Most MtF's are sensitive to the perception that their gender dysphoria is merely the manifestation of a sexual fetish, a widespread misconception supported by drag caricatures based on the erotic construct of males transformed into sexually aggressive females. One prominent "researcher", whose work is based largely on subjects from the drag nightclub scene, invented the term "autogynephilia" to describe his assertion that most male-to-female transsexuals are otherwise normal males whose "sexual target" has somehow been inverted - that is, their primary sexual attraction is to the concept of themselves as females. Though perhaps a plausible analysis applicable to drag culture, "autogynephilia" is not an especially relevant or flattering portrayal of someone who identifies as female from a place deep within her soul, apart from sexuality. Recently, a seventeen-year-old male-to-female transsexual took her life after being mercilessly harassed in an online forum for being an "autogynephile".

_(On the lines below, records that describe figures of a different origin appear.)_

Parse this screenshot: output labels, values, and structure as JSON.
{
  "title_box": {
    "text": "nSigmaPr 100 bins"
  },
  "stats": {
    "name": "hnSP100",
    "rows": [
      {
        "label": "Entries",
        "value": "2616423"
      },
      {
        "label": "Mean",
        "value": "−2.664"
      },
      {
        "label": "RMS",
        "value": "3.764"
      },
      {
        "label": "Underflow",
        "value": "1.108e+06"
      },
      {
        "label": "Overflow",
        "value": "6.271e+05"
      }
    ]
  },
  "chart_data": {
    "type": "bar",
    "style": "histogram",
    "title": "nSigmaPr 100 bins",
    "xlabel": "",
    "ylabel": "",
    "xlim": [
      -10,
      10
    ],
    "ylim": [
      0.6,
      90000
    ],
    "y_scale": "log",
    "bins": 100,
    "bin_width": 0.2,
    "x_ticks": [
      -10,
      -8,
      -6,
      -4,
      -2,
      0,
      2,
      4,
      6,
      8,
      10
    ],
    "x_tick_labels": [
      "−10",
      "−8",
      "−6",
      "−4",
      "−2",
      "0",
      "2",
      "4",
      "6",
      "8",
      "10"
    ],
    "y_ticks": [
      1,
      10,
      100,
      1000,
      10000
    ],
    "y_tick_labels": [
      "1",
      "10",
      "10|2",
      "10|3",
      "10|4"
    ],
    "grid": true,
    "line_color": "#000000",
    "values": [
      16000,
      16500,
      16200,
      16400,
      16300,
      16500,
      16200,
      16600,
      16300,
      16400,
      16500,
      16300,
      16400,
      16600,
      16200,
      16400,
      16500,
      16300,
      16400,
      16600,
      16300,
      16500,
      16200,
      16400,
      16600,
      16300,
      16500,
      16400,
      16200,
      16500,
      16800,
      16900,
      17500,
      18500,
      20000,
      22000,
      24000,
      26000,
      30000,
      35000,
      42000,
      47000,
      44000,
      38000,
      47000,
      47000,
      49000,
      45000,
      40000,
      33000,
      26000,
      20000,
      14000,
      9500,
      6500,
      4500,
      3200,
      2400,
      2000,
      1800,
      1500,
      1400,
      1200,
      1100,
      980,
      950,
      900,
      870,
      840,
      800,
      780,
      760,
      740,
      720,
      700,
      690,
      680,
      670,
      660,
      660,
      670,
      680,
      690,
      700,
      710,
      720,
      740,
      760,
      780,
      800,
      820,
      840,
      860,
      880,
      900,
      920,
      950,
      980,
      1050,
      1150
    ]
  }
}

Suicide is not an isolated phenomenon. A comprehensive Massachusetts Department of Public Health study published last summer found the incidence of suicidal ideation among heterosexual, gay/lesbian and bisexual subjects to be 2.3%, 4.4%, and 7.4%, respectively; among transgenders the incidence was 30.8%. The data are well-supported by other research, and if these numbers are proportional to known suicide rates in the general population, the implications are alarming. The numbers in the Massachusetts study represent an undeniable degree of human suffering, and while drag may be an enjoyable, erotic, and entertaining aspect of the "gay scene", it only compounds the emotional distress of transgenders by mocking their gender dysphoria and stigmatizing those who choose the difficult path of transition.
While drag performance may be viewed by HDC and other gay rights organizations as supportive of transgender issues, this is the logical equivalent of arguing that the blackface minstrel acts common in the first half of the twentieth century were supportive of racial equality.
Transgender people in our society are at extreme risk, suffering from high levels of unemployment, social isolation, inferior health care, domestic and societal violence and catastrophic suicide rates. They are given a seat at the back of the bus when it is politically expedient to do so, then thrown in front of the bus for the entertainment of its first-class passengers. If transgender people are deserving of the dignity your organization espouses, it is time HDC found a more dignified manner to raise funds rather than continuing to do so at the expense of an already tragically maligned segment of our society.
Lisa Deanne Carlson
The response I received from Ms. Peskin was dismissive. I am now asking the community to consider my argument in opposition to the HDC Drag Fundraiser, and to please NOT attend this event. I do not suggest that anyone discontinue their support of Human Dignity Coalition, only that you choose a different way to express that support.
Thanks for your time, blessings to all.